Possono beneficiare del presente bonus una tantum le imprese, il cui fatturato/volume di affari desumibile dall’ultima dichiarazione fiscale presentata abbia valori compresi tra € 1,00 e € 100.000,00.
Per le imprese che abbiano avviato l’attività successivamente al 31 Dicembre 2018 si fa riferimento ai valori del fatturato/volume di affari conseguiti come attestati dal legale rappresentante dell’impresa ovvero dall’intermediario.

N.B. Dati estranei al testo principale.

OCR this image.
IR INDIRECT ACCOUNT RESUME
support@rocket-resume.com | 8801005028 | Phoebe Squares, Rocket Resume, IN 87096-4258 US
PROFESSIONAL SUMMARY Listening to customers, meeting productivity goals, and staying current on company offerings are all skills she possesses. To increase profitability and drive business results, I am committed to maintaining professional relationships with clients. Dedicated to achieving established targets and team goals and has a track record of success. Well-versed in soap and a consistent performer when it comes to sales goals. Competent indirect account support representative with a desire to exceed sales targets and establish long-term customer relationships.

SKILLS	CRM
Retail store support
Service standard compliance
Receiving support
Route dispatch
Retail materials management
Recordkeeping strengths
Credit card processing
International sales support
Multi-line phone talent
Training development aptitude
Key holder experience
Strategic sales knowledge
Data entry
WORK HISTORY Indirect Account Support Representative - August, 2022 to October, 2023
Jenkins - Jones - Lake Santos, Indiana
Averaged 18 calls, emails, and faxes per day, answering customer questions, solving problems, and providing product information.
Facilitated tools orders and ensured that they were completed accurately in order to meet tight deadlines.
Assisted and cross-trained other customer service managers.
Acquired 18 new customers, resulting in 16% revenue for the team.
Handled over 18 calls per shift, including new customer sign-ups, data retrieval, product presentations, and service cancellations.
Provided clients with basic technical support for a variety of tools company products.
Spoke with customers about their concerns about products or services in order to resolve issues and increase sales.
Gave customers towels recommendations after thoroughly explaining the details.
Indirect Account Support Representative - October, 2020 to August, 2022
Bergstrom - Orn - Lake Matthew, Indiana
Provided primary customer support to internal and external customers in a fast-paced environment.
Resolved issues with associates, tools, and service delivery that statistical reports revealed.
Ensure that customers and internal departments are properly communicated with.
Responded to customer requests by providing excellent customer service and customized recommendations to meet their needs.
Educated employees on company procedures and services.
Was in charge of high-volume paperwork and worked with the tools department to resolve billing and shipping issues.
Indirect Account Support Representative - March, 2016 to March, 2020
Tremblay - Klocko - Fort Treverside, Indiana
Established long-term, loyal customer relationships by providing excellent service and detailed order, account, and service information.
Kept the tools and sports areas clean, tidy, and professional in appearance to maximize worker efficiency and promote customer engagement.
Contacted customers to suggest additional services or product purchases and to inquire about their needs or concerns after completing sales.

Ogni eventuale modifica o variazione dei requisiti, intervenuta dopo la presentazione dell’istanza , deve essere tempestivamente comunicata al RUP per le eventuali verifiche e valutazioni.
Qualora vengano riscontrate irregolarità, successivamente alla liquidazione del contributo e comunque entro sei mesi successivi alla sua liquidazione, si procederà alla revoca totale o parziale del contributo stesso.


Importo del bonus


Il bonus è concesso nella forma di un contributo a fondo perduto una tantum, pari a € 2.000,00 per ciascuna impresa richiedente ed è cumulabile con tutte le indennità e le agevolazioni, anche finanziarie, emanate a livello nazionale per fronteggiare l’attuale crisi economico-finanziaria causata dall’emergenza sanitaria da “COVID-19”, ivi comprese le indennità erogate dall’INPS ai sensi del Decreto CuraItalia (D.L. n. 18/2020), e, in analogia a queste ultime, non è soggetto a imposizione fiscale, salvo diversa previsione della legislazione statale in materia.
Il bonus non è invece cumulabile con le ulteriori agevolazioni emanate dalla Regione Campania nell’ambito del Piano per l’Emergenza Socio-Economica approvato.
L’importo del bonus sarà liquidato a mezzo bonifico disposto esclusivamente sui conti correnti bancari o postali accesi presso Istituti di credito o presso Poste Italiane.


Modalita’ di presentazione delle domanda


Le domande di agevolazione dovranno essere compilate on line, accedendo, previa registrazione, al sito http://conleimprese.regione.campania.it. e inviate mediante procedura telematica a partire dalle ore 10:00 del 20 Aprile 2020 e fino alle ore 24:00 del 30 Aprile 2020.
Dal 20 aprile 2020 alle ore 10:00 all’indirizzo http://conleimprese.regione.campania.it. sarà possibile iniziare la registrazione nel sistema e la successiva compilazione della prescritta modulistica.
Il modulo di domanda deve essere compilato tassativamente in ciascuna delle parti di cui si compone e firmato digitalmente dal legale rappresentante dell’impresa richiedente il contributo ovvero, in alternativa, per conto e nell’interesse dell’impresa medesima, da un intermediario abilitato.